Unbagged BiPAP Mask and Oxygen Tubing for Resident Requiring Respiratory Support
Penalty
Summary
The deficiency involves the facility’s failure to provide respiratory care consistent with professional standards, the resident’s care plan, and physician orders for one resident who required BiPAP and continuous oxygen therapy. The resident was an older female with mild persistent asthma and a respiratory disorder, cognitively intact with a BIMS score of 15, and care plans and physician orders specifying continuous oxygen at 2–3 L via nasal cannula and noninvasive ventilation via BiPAP face mask at bedtime and as needed during naps. During an observation, the resident was asleep in her wheelchair receiving oxygen from a portable tank, while the oxygen tubing connected to her oxygen concentrator lay unbagged on the floor and the BiPAP mask was unbagged on the nightstand. Staff interviews confirmed that these respiratory items should have been stored in bags when not in use to prevent infection. An LVN acknowledged that the BiPAP mask and oxygen tubing should have been bagged, stated that the resident removed the BiPAP mask herself, and indicated that the tubing found on the floor would need to be discarded and replaced.

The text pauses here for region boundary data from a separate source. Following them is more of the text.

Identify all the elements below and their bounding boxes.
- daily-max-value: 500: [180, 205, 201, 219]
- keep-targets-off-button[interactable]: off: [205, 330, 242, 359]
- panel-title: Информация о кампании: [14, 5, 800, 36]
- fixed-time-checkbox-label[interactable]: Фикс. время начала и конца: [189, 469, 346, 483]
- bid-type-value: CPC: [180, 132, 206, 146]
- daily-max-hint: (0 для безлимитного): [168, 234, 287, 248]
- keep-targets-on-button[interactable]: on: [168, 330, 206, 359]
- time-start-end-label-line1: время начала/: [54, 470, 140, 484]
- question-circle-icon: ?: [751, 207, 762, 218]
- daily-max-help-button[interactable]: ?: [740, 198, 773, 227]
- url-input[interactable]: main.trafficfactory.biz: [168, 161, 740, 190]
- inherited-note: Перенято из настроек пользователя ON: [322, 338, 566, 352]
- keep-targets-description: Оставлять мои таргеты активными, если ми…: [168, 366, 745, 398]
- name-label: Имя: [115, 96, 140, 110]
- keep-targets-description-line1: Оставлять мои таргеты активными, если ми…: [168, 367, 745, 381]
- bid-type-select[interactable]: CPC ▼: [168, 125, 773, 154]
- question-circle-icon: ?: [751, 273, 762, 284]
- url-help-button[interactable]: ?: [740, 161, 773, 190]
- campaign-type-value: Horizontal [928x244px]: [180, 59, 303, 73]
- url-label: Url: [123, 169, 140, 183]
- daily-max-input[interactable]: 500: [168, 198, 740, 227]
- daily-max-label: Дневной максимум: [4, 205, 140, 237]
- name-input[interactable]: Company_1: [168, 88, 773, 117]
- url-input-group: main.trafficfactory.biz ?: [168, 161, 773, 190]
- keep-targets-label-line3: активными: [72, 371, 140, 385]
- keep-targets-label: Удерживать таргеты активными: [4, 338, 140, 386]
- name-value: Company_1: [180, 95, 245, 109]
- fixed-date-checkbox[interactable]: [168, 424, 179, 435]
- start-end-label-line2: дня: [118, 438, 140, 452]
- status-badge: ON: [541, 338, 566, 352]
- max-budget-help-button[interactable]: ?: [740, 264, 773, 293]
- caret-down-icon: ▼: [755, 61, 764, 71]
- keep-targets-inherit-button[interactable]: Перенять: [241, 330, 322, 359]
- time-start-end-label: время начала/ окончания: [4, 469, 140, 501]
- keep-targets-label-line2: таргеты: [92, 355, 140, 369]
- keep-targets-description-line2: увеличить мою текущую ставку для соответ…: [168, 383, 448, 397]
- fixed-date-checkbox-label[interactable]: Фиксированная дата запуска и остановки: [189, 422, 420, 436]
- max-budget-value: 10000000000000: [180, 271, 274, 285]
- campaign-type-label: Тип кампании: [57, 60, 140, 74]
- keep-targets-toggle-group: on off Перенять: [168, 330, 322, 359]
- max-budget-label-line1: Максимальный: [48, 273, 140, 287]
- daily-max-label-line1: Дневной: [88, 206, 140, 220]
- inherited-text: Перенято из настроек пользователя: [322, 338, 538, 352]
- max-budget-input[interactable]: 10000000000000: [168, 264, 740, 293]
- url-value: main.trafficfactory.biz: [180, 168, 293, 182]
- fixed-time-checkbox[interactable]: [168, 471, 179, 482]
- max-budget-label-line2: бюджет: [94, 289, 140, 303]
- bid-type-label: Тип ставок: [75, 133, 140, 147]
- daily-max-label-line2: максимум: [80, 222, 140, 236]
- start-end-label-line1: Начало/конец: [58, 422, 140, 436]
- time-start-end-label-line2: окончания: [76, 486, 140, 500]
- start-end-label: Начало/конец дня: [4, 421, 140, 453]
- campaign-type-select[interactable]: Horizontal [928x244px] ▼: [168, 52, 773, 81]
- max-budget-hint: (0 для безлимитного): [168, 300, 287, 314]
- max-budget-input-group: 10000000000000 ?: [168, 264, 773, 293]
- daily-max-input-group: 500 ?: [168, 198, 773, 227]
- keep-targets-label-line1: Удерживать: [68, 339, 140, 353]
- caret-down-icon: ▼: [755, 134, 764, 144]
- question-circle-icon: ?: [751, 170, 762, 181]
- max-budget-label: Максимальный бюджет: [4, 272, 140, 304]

The DON and ADON both stated that nurses were responsible for ensuring respiratory items were bagged when not in use, and that any staff member who observed unbagged respiratory items should notify a nurse. The Administrator stated that nurses or aides were responsible for bagging the items and reported that there was no existing facility policy regarding storage of respiratory items when not in use.